Understanding percent concentration is key to solving mixture problems, as it tells us how much of a solution is pure substance. In the context of alcohol solutions, percent concentration indicates the proportion of alcohol in the solution. For instance, a 50% alcohol solution means that half of the solution is pure alcohol, while the rest is something else, usually water.

In this exercise, you're given solutions with concentrations of 50% and 80% alcohol. The objective is to mix them to form a new solution with an exact concentration of 70% alcohol. The problem requires you to consider how these different concentrations combine.

• The 50% solution contributes \(0.50x\) liters of alcohol, where \(x\) is its volume.
• The 80% solution contributes \(0.80y\) liters of alcohol, where \(y\) is its volume.
• The resulting mixture should have \(0.70 \times 10.5\) or 7.35 liters of pure alcohol.

The concentration dictates how much pure substance will be present, making it possible to calculate how various solutions mix.

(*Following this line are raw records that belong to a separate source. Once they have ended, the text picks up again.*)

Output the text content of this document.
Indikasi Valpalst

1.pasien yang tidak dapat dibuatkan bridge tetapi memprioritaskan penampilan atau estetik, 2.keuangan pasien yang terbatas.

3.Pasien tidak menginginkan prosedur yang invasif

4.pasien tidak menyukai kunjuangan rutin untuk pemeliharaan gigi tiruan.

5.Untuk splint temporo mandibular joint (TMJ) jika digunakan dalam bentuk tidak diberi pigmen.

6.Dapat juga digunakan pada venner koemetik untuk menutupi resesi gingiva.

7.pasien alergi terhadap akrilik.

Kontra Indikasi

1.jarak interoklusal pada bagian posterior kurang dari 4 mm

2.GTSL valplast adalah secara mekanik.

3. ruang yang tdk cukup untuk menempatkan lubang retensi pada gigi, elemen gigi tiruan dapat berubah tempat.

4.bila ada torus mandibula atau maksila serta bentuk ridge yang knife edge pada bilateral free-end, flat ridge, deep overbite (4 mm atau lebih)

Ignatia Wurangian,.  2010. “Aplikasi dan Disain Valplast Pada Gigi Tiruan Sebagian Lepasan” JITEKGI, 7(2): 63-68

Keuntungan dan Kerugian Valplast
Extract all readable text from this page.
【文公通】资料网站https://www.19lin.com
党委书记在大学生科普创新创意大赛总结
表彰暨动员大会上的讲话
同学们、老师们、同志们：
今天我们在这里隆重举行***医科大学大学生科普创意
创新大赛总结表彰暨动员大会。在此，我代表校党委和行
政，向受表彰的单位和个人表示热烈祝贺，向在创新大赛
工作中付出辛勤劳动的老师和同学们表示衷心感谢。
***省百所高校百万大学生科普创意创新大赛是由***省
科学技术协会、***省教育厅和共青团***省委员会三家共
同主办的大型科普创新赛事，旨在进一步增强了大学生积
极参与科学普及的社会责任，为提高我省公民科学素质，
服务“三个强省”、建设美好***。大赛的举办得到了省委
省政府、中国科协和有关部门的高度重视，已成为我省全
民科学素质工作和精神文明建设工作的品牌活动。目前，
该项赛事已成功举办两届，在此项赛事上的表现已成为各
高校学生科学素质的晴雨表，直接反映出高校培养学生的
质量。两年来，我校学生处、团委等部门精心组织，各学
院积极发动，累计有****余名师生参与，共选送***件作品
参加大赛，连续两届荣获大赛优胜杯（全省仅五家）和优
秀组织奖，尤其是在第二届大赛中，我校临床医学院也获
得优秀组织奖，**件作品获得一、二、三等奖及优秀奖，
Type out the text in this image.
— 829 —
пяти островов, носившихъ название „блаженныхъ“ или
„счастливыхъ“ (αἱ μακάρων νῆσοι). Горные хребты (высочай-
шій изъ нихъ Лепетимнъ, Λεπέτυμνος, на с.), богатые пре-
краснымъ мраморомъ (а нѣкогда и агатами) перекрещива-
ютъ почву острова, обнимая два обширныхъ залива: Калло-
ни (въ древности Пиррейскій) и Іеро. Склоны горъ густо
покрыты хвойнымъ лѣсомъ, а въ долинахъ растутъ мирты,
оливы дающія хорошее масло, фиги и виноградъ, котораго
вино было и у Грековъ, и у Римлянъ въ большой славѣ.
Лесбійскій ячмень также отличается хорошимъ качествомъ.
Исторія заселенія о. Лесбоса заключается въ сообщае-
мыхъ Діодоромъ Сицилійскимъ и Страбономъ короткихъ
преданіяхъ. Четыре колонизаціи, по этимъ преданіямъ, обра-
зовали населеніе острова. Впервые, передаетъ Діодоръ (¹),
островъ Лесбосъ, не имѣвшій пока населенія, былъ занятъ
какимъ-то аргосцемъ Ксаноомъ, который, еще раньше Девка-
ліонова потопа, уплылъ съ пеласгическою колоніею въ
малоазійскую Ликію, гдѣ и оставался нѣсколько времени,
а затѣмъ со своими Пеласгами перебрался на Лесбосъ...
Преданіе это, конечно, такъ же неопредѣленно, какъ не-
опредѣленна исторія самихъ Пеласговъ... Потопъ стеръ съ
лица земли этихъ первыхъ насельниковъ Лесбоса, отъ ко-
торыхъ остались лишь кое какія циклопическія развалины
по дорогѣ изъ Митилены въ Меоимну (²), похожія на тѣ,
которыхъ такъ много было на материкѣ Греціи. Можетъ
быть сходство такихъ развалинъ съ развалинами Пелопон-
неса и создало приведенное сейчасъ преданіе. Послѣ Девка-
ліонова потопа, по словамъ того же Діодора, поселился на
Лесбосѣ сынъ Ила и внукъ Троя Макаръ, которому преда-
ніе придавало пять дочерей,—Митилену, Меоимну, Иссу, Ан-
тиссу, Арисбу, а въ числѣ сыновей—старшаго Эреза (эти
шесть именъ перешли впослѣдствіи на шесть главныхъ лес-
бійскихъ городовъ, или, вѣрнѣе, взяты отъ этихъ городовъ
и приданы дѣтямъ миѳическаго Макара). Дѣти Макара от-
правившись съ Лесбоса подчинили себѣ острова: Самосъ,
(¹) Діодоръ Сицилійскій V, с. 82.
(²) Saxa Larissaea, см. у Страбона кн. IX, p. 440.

Solving the problem using algebra involves expressing the conditions as algebraic equations and then manipulating these equations to find the desired values. Here's a step-by-step guide on how we handled this task.

First, we derived two equations from the problem conditions:

• \( x + y = 10.5 \) relates to the total volume.
• \( 0.50x + 0.80y = 7.35 \) relates to the alcohol content.

One practical method to solve these equations is substitution. From the first equation, solve for one variable, such as \( x = 10.5 - y \). Substitute this expression into the second equation, allowing you to solve for \( y \).

After simplifying, you find the value of \( y \):

• \( 0.30y = 2.10 \) leading to \( y = 7 \).

With \( y \) known, substitute back to find \( x = 3.5 \). Using these values ensures that both conditions are satisfied: the mixture is 10.5 liters in total, and it has a 70% alcohol concentration. Algebraic methods like substitution showcase the power of algebra in breaking down and solving complex real-world problems.